Judge Myers called another hearing Friday morning, at which Stine said the class and the defendants had not reached a settlement. The judge entered the Baker letter in the record but refused to consider its allegations because Spachman hasn’t intervened in Wolf Popper’s case. Myers also denied Wolf Popper’s motion to enjoin the tender offer because she said money damages would adequately compensate shareholders for any harm. The judge did, however, set a trial schedule for the case, which suggests that Myers has no qualms that she has jurisdiction over shareholder claims against National Interstate’s majority owners.

Stine of Wolf Popper told me that as far as he’s concerned, he’ll be litigating the minority shareholders’ case. He also said the accusations against him and his firm are “unprofessional mudslinging,” and untrue to boot: Stine said he discussed settlement with the defendants only because the judge strongly encouraged discussions, not because he’s colluding. He didn’t agree to any disadvantageous deal, either in this case or in Delaware, where he said he’s been appointed class counsel numerous times after the 2010 case cited in the Baker Hostetler letter. “That letter was offensive to me,” he said. “And I had the feeling in court that the judge was offended by it. I love this litigation. I love this kind of case. I did not love the Baker Hostetler letter.”

Friedman, meanwhile, said he is still hoping to persuade Judge McCarty to entertain a TRO motion in the Akron class action. Because the Cincinnati case didn’t name the controlled director defendants until after the Akron suit was filed, he said, “we have a pretty strong argument that our judge should not have divested herself of jurisdiction.” There’s also a public policy argument that courts should not favor shareholders who rush to court with underdeveloped arguments over those who wait until facts are clearer, he said, nor should judges permit defendants to forum shop and strike supposedly collusive deals. “It would be a miscarriage of justice to let (the Cincinnati case) go forward,” Friedman said.

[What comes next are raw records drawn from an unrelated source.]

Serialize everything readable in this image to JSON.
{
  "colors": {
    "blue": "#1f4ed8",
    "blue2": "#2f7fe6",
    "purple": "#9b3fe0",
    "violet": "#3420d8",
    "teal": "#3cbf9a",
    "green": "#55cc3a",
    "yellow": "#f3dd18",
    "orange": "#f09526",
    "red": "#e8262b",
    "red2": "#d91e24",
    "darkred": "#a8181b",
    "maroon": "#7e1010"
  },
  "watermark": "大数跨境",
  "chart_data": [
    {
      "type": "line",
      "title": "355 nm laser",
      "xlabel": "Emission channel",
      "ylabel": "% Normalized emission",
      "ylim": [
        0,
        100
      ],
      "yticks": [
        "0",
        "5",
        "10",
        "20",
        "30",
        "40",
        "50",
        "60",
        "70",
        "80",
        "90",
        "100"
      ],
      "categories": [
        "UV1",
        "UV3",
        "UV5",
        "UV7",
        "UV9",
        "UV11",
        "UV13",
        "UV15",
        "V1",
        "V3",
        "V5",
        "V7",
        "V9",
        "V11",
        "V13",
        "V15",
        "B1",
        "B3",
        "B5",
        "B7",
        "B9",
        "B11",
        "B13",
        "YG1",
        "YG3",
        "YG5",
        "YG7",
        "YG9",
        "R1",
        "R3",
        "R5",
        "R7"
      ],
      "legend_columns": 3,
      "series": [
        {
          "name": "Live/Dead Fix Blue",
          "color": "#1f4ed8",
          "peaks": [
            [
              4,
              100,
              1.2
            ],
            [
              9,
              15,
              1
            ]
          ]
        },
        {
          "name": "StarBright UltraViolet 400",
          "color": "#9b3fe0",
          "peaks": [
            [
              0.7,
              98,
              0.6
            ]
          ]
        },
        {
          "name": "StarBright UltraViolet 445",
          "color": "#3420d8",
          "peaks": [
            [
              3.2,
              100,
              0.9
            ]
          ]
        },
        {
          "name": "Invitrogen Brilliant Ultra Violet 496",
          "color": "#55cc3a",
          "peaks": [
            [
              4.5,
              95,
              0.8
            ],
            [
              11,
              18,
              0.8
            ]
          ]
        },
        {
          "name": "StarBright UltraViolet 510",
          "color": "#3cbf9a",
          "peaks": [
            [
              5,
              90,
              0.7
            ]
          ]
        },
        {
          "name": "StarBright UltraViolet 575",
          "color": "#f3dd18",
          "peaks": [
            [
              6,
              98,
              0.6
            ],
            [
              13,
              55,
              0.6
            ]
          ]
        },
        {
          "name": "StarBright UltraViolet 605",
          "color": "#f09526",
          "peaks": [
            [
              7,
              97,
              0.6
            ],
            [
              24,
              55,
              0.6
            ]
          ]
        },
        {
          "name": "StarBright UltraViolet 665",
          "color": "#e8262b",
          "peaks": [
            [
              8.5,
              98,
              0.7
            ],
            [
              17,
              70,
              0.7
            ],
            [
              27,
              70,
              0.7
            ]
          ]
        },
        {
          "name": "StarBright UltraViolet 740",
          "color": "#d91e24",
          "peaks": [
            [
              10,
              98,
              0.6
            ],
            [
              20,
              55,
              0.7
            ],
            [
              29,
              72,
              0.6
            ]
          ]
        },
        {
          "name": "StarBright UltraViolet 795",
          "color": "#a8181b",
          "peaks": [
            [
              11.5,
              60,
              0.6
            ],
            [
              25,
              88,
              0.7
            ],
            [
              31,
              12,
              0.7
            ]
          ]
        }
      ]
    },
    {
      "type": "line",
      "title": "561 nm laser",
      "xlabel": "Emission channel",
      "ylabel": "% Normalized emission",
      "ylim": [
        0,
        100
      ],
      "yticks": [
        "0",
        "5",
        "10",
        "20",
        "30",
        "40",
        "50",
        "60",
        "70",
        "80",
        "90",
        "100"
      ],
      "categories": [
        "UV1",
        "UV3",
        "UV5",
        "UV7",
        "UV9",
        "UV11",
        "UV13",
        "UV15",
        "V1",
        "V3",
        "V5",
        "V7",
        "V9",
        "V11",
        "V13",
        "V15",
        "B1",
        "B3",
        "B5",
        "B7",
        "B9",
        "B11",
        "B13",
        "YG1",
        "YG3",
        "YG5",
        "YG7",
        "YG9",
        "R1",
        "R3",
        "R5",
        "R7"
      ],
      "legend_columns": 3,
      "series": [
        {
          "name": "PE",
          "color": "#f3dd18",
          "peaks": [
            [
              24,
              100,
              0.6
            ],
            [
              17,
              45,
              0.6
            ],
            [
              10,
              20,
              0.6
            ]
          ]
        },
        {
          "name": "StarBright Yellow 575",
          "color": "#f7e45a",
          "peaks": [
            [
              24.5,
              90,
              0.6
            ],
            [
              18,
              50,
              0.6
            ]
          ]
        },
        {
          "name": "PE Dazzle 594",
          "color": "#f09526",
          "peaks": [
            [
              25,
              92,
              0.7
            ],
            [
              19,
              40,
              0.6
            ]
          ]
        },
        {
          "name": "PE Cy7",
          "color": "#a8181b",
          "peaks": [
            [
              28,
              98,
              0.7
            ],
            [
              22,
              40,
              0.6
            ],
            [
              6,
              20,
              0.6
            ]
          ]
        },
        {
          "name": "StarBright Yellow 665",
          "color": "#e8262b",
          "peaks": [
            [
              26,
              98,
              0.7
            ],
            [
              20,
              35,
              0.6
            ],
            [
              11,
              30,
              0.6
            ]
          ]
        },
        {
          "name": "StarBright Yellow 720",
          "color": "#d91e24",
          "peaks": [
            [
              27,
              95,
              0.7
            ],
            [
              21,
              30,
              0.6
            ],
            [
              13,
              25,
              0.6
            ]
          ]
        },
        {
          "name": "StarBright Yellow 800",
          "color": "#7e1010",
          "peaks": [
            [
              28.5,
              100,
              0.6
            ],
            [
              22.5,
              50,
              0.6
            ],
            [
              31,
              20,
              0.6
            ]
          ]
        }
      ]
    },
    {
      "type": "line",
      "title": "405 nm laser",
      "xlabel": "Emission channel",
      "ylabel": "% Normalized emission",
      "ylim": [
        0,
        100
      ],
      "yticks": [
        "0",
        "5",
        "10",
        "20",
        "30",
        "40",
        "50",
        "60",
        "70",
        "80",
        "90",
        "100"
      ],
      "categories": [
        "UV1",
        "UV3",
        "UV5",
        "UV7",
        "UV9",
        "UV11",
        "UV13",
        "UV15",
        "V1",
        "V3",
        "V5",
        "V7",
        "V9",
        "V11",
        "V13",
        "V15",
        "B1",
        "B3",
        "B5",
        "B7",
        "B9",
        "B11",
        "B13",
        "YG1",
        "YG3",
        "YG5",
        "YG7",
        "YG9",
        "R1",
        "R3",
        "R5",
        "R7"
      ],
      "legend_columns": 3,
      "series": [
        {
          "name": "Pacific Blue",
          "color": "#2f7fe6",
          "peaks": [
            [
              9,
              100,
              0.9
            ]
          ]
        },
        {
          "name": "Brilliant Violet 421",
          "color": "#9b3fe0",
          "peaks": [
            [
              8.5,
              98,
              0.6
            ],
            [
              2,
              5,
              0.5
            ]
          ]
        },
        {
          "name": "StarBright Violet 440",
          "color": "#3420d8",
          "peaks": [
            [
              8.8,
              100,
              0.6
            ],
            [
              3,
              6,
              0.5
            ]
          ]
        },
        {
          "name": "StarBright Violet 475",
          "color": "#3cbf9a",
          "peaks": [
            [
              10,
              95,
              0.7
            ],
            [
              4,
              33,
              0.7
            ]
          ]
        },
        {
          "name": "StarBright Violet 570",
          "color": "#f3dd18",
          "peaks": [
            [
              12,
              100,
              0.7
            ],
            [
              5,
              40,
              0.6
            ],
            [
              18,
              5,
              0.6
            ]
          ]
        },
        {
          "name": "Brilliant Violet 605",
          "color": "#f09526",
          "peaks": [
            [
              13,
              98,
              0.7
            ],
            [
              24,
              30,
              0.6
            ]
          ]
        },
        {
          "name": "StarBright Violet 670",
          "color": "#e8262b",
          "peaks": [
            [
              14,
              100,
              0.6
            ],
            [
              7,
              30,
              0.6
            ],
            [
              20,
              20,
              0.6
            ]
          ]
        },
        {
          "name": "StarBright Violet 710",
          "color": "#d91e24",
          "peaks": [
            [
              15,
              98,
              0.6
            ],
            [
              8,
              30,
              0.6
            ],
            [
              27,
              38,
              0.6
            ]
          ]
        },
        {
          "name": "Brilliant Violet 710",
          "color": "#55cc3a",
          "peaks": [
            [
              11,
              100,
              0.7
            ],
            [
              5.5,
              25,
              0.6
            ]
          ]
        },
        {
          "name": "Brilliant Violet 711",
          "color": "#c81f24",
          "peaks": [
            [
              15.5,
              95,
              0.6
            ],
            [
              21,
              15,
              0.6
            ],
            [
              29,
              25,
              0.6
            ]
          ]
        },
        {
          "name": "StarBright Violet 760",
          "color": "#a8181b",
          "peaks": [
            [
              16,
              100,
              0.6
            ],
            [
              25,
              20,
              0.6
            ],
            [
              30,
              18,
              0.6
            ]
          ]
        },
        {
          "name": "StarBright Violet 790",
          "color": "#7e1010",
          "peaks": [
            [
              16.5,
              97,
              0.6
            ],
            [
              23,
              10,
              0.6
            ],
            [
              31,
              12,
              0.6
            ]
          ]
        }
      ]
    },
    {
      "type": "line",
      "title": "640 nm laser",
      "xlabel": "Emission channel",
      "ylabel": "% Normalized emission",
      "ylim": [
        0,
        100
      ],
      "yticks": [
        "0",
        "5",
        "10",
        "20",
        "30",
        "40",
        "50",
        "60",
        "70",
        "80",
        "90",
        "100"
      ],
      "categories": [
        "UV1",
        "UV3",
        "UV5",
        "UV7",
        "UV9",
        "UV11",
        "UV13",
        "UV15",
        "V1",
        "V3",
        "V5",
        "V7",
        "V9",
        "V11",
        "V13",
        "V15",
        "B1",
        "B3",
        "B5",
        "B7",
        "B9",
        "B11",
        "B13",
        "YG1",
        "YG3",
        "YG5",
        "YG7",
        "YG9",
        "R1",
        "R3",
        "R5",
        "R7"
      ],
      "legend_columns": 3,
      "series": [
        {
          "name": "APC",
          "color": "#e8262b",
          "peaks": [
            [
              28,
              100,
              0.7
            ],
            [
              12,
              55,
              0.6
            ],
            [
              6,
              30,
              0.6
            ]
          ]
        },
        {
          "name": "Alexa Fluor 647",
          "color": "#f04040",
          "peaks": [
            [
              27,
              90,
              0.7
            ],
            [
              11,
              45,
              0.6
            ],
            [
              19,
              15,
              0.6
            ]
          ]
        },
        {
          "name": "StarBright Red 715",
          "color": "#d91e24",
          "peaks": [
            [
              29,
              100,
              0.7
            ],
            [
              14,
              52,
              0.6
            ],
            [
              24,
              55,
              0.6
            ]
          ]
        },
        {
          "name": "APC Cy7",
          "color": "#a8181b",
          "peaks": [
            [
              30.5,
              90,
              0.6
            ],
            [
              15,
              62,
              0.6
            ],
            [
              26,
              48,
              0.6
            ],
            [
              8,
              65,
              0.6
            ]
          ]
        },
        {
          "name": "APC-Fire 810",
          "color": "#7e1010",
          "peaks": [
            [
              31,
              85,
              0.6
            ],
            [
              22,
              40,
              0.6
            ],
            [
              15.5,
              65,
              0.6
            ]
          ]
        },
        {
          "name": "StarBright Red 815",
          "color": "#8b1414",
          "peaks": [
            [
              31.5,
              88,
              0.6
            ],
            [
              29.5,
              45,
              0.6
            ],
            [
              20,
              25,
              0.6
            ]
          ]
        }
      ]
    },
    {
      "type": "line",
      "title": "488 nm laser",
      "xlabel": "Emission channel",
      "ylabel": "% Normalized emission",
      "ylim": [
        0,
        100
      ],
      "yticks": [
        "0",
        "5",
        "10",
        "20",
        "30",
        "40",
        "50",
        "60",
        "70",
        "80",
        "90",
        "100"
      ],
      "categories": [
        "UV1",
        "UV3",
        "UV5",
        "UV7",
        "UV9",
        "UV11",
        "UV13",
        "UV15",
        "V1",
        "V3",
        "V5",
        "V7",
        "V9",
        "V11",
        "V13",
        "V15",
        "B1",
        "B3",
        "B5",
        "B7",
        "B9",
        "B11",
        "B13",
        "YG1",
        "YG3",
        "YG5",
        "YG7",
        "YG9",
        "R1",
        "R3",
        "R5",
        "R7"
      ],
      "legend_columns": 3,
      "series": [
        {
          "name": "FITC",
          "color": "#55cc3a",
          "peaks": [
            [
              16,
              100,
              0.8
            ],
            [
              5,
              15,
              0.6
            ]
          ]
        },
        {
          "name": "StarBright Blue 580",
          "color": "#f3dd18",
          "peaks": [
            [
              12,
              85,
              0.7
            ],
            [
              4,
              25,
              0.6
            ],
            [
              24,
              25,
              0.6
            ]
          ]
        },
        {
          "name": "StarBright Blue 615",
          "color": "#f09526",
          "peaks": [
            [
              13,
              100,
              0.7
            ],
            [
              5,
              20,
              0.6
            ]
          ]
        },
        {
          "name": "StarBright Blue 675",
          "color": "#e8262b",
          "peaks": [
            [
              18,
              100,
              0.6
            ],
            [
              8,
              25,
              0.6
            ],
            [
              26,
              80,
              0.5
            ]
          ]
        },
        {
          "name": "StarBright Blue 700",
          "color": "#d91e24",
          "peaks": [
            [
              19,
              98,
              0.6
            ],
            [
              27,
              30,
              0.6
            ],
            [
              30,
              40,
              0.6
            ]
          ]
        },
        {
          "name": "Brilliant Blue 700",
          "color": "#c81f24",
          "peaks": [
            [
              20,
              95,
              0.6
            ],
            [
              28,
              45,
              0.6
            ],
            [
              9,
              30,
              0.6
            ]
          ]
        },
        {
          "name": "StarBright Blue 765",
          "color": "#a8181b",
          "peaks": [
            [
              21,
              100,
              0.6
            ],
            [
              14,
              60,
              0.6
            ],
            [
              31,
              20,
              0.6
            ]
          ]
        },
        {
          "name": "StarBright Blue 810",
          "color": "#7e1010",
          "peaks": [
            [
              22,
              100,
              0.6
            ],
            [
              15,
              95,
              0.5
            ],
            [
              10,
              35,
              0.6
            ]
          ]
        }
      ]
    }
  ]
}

Great American counsel Burke declined to comment on the merits of the case, but gave me a statement on the fight between the plaintiffs firms. “American Financial Group and Great American are pleased the Hamilton County court has denied the motions for a temporary restraining order and preliminary injunction,” he said. “Others are apparently disappointed and are attempting inappropriately to litigate this matter in the press. We deny any allegation of collusion.”